Quick sketches: Posture, portrait or personality? (Copyright 2013 Lesley Humphrey)

Woodlands Art League Gallery & Studio, January 2013.

Belly Dancer.1 14 x 18" oil on canvas.

Hello again.  Gosh, it's been 7 months since I posted on my blog.  I have been writing lessons though (which have found their way all over the globe I am surprised to say) so I've not been neglecting you.  I've been traveling, learning, living and loving life, and I hope you have too.

I enjoyed spending time with my Woodlands buddies a couple of weeks ago at the Thursday session. I just love model encounters like this one.  In costume, and with gesture and a personality that invites imagination... Lots of texture.  How lovely to paint.

Interesting thoughts, ideas and stories bounce around in my head as I listened to her Egyptian love songs in a musical style not exactly commonplace in my particular corner of Texas.  With only 20 minutes per session, rather than practice my 'portraiture', I decided to instead practice my personal response to the subject.  She gave us such wonderful poses... It would have been a shame to sit there struggling to create a likeness.  (Other painters were very good at, and enjoyed doing so... but I am woefully out of practice at rendering a likeness.)

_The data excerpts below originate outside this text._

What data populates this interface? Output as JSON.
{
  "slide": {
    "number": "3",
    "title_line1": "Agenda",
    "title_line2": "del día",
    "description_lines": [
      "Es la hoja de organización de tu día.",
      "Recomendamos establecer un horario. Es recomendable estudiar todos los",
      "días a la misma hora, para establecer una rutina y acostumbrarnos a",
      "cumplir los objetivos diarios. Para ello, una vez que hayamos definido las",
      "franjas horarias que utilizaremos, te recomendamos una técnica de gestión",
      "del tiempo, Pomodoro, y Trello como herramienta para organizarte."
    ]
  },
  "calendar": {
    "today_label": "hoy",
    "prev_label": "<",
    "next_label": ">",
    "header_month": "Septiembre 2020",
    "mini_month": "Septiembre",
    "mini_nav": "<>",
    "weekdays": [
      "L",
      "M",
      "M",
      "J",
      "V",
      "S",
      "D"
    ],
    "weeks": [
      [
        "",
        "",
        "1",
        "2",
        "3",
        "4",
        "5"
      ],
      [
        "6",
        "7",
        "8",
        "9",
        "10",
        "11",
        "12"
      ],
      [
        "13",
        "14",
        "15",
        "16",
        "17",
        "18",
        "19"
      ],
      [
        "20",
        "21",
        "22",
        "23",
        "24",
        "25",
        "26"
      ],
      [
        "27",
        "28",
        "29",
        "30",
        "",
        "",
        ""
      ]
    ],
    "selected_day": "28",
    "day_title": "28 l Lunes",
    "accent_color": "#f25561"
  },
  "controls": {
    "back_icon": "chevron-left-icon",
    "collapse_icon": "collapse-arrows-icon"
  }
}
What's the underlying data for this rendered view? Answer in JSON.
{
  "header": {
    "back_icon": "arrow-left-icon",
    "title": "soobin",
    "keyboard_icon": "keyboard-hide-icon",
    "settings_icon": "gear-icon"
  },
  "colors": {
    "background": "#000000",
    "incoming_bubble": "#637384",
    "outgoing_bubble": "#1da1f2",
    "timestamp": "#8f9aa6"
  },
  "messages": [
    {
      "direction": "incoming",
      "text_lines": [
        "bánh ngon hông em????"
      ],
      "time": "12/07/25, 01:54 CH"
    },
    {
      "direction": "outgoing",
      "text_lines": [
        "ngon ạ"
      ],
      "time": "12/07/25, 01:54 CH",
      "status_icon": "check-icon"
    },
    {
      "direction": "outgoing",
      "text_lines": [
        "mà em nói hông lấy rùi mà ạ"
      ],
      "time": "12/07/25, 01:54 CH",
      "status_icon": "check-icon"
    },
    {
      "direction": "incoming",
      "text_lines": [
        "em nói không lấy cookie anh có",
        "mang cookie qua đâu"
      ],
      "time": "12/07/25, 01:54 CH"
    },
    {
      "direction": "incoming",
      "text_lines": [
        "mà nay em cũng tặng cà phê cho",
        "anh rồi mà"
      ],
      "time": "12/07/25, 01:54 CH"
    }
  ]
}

My art students and friends wonder why don't I paint portraits, or go to posed model groups so much these days?  I find that people, when they think they're being watched or judged, 'put on a pose', as sure as they put on their clothes; both on their faces and in their bodies.  It's the 'life behind' the pose that intrigues me the most.  Think about when you watch people greet, or say goodbye to one another at an airport... They often don't "put it on" in those circumstances.  At airports, at hospitals, on vacation - wherever humans are being themselves, how people hold their bodies tells the story of their sorrows, their delight, and even give clues as to how this person feels about life.

It's the essence of life itself that I love to try to capture; How one's life and body deals with the effects of time and circumstance is etched into our gesture and in our eyes. In this world of carefully polished and trained veneers (think of recent political campaigns...) the fleeting life essence caught in authentic expression is life, caught in an instant, and precious to behold.  Rare at times, and what I love to paint... Whilst I'm 'at it', I like to leave a little bit of my own life essence/ gesture there too...

Belly Dancer.2 - 18 x 14 oil on canvas... 20 minute sketch

Belly Dancer.3 : 20 minute oil sketch on canvas by Lesley HumphreyBelly dancer, detail...It's the expression, rather than the likeness that interests me most, these days.